Znowu ktoś chciał nas zabić… Reker teraz był na celowniku ale skoro on, to ja też! Wszyscy wiedzieli że jesteśmy razem, więc oboje byliśmy celem! Gdy wróciliśmy do bazy, sprawdziłam swoje magazynki, które też były pozamieniane! Nie wszystkie ale były! Obok mnie stał Jack i Lucas, którzy patrzyli na moje poczynania.
- Dlaczego też sprawdzasz swoje magazynki? - spytał zdziwiony Lucas.
- Ponieważ wszyscy w bazie wiedzą ze ja i Reker jesteśmy razem, oraz to że jesteśmy dziećmi założycieli! Jeśli polują na niego, to też pewnie i na mnie! - powiedziałam i pokazałam im swoje magazynki – A to jest dowód – dodałam jeszcze.
- Dlaczego ktoś chce was zabić? - spytał Jason.
- Skąd mam wiedzieć?! - warknęłam – Co chwile jacyś zdrajcy… Może znowu z Trupów, albo ze Śmierci! - westchnęłam i usiadłam pod ścianą, opierając się o nią plecami.
- Ty też się prześpij! - odezwał się nagle Lucas – Jesteście wyczerpani po 48 godzinnym dyżurze na medycznym, plus jeszcze wysłano was na ciężką misję i nie dali wypocząć!
- Dam radę… - powiedziałam, lecz Derek wszedł mi w słowo.
- Ma racje! Wykończeni dowódcy, to jak żadni dowódcy, więc się prześpij! - powiedział poważnie Derek, lecz zaraz dodał – Bierz przykład ze śpiącej królewny! - powiedział na co się wszyscy zaśmialiśmy.
- Jestem więc waszą dłużniczką! - powiedziałam na co przymknęłam lekko oczy i zaraz zasnęłam.
**
Obudziły mnie czyjeś krzątaniny. Otworzyłam oczy i zobaczyłam że jest już rano! Spałam całą noc, podobnie jak Reker! Nasze przebudzenie zauważył Mike. - Lepiej wam? - spytał z troską, patrząc na nas.
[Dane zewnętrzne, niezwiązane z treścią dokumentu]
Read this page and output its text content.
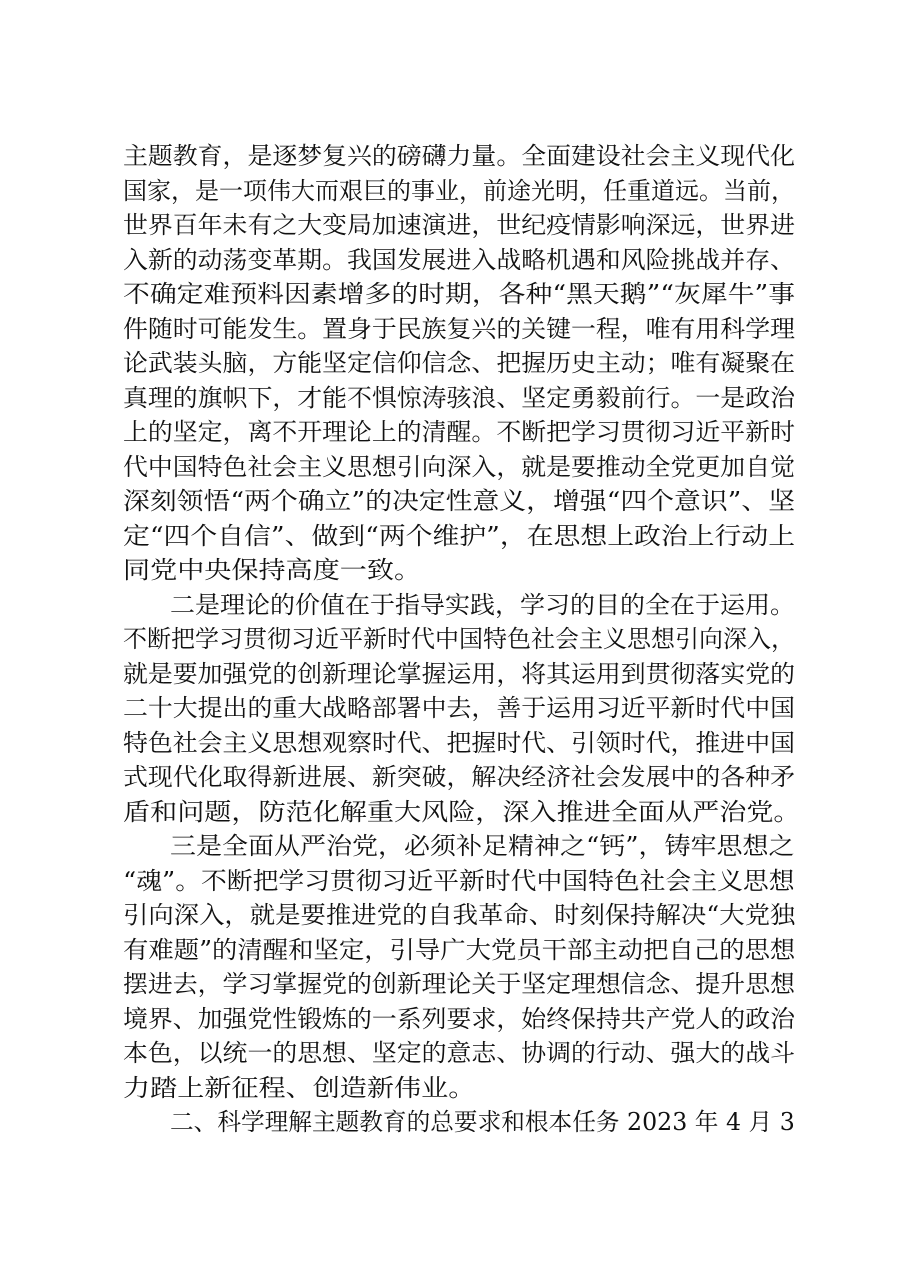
主题教育，是逐梦复兴的磅礴力量。全面建设社会主义现代化
国家，是一项伟大而艰巨的事业，前途光明，任重道远。当前，
世界百年未有之大变局加速演进，世纪疫情影响深远，世界进
入新的动荡变革期。我国发展进入战略机遇和风险挑战并存、
不确定难预料因素增多的时期，各种“黑天鹅”“灰犀牛”事
件随时可能发生。置身于民族复兴的关键一程，唯有用科学理
论武装头脑，方能坚定信仰信念、把握历史主动；唯有凝聚在
真理的旗帜下，才能不惧惊涛骇浪、坚定勇毅前行。一是政治
上的坚定，离不开理论上的清醒。不断把学习贯彻习近平新时
代中国特色社会主义思想引向深入，就是要推动全党更加自觉
深刻领悟“两个确立”的决定性意义，增强“四个意识”、坚
定“四个自信”、做到“两个维护”，在思想上政治上行动上
同党中央保持高度一致。
二是理论的价值在于指导实践，学习的目的全在于运用。
不断把学习贯彻习近平新时代中国特色社会主义思想引向深入，
就是要加强党的创新理论掌握运用，将其运用到贯彻落实党的
二十大提出的重大战略部署中去，善于运用习近平新时代中国
特色社会主义思想观察时代、把握时代、引领时代，推进中国
式现代化取得新进展、新突破，解决经济社会发展中的各种矛
盾和问题，防范化解重大风险，深入推进全面从严治党。
三是全面从严治党，必须补足精神之“钙”，铸牢思想之
“魂”。不断把学习贯彻习近平新时代中国特色社会主义思想
引向深入，就是要推进党的自我革命、时刻保持解决“大党独
有难题”的清醒和坚定，引导广大党员干部主动把自己的思想
摆进去，学习掌握党的创新理论关于坚定理想信念、提升思想
境界、加强党性锻炼的一系列要求，始终保持共产党人的政治
本色，以统一的思想、坚定的意志、协调的行动、强大的战斗
力踏上新征程、创造新伟业。
二、科学理解主题教育的总要求和根本任务 2023 年 4 月 3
- Tak… Dzięki Mike! - powiedziałam z wdzięcznością na co się uśmiechnął i machnął ręką, jakby to nic takiego nie było!
Szybko coś zjedliśmy i wsiedliśmy na konie. Ukradkiem zobaczyłam jak Dave trzyma Rous na swoim koniu. Wciąż spała, więc pewnie jej organizm tego potrzebował. Jej brat natomiast siedział na koniu z innym żołnierzem i patrzył zmartwiony na siostrę.
**
Po około sześciu godzinach wróciliśmy do wieży wyczerpani! Naszym nowym przybyszom od razu udzielono schronienia i pomocy lekarskiej. Wyjaśniłam swoim kolegom sytuację z Rous, na co skinęli głowami, więc wiedziałam ze będzie miała odpowiednią opiekę. Gdy stajenni odprowadzali konie, nagle Jack przewrócił Rekera na ziemie, tak samo jak Lucas mnie. Padły dwa strzały, które przeleciały nam nad głowami.- Snajperzy! - krzyknął Lucas, na co inni zaczęli szukać i strzelać w wrogów. Jedne został zabity z tego co wiedziałam, lecz drugi zdołał uciec… Jack i Lucas uratowali nam życie! Byliśmy tak zmęczeni, że nawet nie byliśmy w stanie dostrzec niebezpieczeństwa, co ktoś sprytnie wykorzystywał i prawie mu się udało nas zlikwidować!